A reference is the literal token (--<name>), used anywhere a parenthesized supports condition is allowed:

@supports (--name) { … }
@supports not (--name) { … }
@supports (--a) and (--b) { … }

The output form depends on the condition type:

@supports (display: grid) { … }       /* property declaration */
@supports at-rule(@layer) { … }       /* functional notation */
@supports not selector(:has(a)) { … } /* functional notation */

References inside function calls (var(--name), attr(--name), etc.) are not rewritten, so it is safe to reference custom properties in supports conditions.

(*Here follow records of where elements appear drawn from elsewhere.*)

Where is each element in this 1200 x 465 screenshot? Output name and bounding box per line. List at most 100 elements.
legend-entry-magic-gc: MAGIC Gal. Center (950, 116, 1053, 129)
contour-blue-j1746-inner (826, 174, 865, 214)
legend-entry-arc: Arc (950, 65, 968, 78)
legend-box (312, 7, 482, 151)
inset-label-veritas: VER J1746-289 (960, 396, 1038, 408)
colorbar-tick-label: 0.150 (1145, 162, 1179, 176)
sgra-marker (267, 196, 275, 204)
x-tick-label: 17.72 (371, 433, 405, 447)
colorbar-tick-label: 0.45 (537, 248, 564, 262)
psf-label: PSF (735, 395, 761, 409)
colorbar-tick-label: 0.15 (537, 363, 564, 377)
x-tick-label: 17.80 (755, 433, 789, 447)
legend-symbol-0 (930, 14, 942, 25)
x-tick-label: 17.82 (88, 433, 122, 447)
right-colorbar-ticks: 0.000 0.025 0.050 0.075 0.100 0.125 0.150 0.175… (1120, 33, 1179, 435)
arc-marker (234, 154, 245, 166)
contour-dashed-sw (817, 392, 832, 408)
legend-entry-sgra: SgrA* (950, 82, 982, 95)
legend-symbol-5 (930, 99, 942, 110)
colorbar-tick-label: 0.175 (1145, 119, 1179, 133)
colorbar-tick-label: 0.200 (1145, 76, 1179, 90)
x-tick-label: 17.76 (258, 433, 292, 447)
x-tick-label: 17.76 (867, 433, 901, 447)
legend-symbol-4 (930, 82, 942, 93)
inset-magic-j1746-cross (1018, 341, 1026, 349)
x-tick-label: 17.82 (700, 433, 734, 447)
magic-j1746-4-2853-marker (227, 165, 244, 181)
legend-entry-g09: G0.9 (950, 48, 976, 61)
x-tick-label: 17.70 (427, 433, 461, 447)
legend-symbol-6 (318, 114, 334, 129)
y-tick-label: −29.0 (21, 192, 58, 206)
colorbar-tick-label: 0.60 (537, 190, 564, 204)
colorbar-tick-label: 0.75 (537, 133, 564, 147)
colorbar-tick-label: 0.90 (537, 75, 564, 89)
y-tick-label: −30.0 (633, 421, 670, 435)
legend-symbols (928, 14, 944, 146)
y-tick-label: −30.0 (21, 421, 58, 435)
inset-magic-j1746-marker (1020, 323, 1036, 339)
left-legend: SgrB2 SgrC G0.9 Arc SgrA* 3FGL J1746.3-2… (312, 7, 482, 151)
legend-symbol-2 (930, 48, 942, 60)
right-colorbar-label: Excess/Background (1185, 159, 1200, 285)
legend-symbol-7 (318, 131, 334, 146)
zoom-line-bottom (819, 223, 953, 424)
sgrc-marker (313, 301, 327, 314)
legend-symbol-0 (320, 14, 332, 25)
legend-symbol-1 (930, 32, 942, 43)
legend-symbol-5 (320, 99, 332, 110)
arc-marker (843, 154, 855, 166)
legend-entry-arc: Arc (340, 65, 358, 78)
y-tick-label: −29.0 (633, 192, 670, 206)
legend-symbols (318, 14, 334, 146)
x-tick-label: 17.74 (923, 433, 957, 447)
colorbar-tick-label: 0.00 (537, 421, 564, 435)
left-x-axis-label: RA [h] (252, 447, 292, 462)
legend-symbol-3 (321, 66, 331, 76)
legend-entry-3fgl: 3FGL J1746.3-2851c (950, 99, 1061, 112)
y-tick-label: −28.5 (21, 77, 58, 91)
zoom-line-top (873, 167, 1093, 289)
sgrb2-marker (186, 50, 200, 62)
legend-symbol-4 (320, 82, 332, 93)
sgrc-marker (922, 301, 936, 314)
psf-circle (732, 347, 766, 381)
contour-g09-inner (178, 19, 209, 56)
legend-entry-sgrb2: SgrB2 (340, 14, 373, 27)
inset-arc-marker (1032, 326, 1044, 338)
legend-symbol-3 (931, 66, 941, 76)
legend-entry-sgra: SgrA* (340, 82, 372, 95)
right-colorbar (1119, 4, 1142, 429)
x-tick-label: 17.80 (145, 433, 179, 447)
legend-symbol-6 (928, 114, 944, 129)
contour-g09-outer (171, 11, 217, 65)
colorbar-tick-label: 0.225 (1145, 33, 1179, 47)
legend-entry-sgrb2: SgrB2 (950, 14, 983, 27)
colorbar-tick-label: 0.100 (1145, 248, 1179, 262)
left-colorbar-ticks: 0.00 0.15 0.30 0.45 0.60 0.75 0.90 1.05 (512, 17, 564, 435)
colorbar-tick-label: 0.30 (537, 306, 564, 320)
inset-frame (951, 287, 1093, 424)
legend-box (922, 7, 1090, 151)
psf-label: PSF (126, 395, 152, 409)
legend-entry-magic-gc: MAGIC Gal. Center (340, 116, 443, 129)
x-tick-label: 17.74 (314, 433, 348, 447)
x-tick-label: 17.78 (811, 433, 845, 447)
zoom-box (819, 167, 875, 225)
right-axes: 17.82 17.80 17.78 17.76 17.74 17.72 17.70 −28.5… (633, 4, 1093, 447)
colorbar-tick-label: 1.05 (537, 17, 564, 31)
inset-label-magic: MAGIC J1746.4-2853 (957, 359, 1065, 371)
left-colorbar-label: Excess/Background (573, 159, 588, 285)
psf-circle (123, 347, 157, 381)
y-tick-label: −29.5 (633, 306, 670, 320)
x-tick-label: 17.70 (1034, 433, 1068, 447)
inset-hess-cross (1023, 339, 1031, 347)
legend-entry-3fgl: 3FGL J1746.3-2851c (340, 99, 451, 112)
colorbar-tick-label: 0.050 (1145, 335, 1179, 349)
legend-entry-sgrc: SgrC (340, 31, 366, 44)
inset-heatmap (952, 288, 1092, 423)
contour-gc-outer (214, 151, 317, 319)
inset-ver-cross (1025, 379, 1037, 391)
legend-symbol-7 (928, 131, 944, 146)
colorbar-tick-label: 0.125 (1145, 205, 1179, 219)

Note: When we call a custom supports token, we wrap it in parentheses. This follows the structure of postcss-custom-media, but it also gives an easier visual indicator of the token, compared to without parentheses. It’s a taste thing, but it made sense to me.

Warnings

The plugin emits PostCSS warnings (not errors) for:

  • Malformed @custom-supports declarations (missing condition).
  • Redefinition of a name (the last definition wins).
  • References to undefined names (left untouched in the output).

Why I made this

Note: I created this plugin for a specific project because I was tired of remembering the advanced attributes @supports query and fighting VS Code's parser. I'm releasing it because I hope it’s helpful. It was built with Claude Opus 4.6.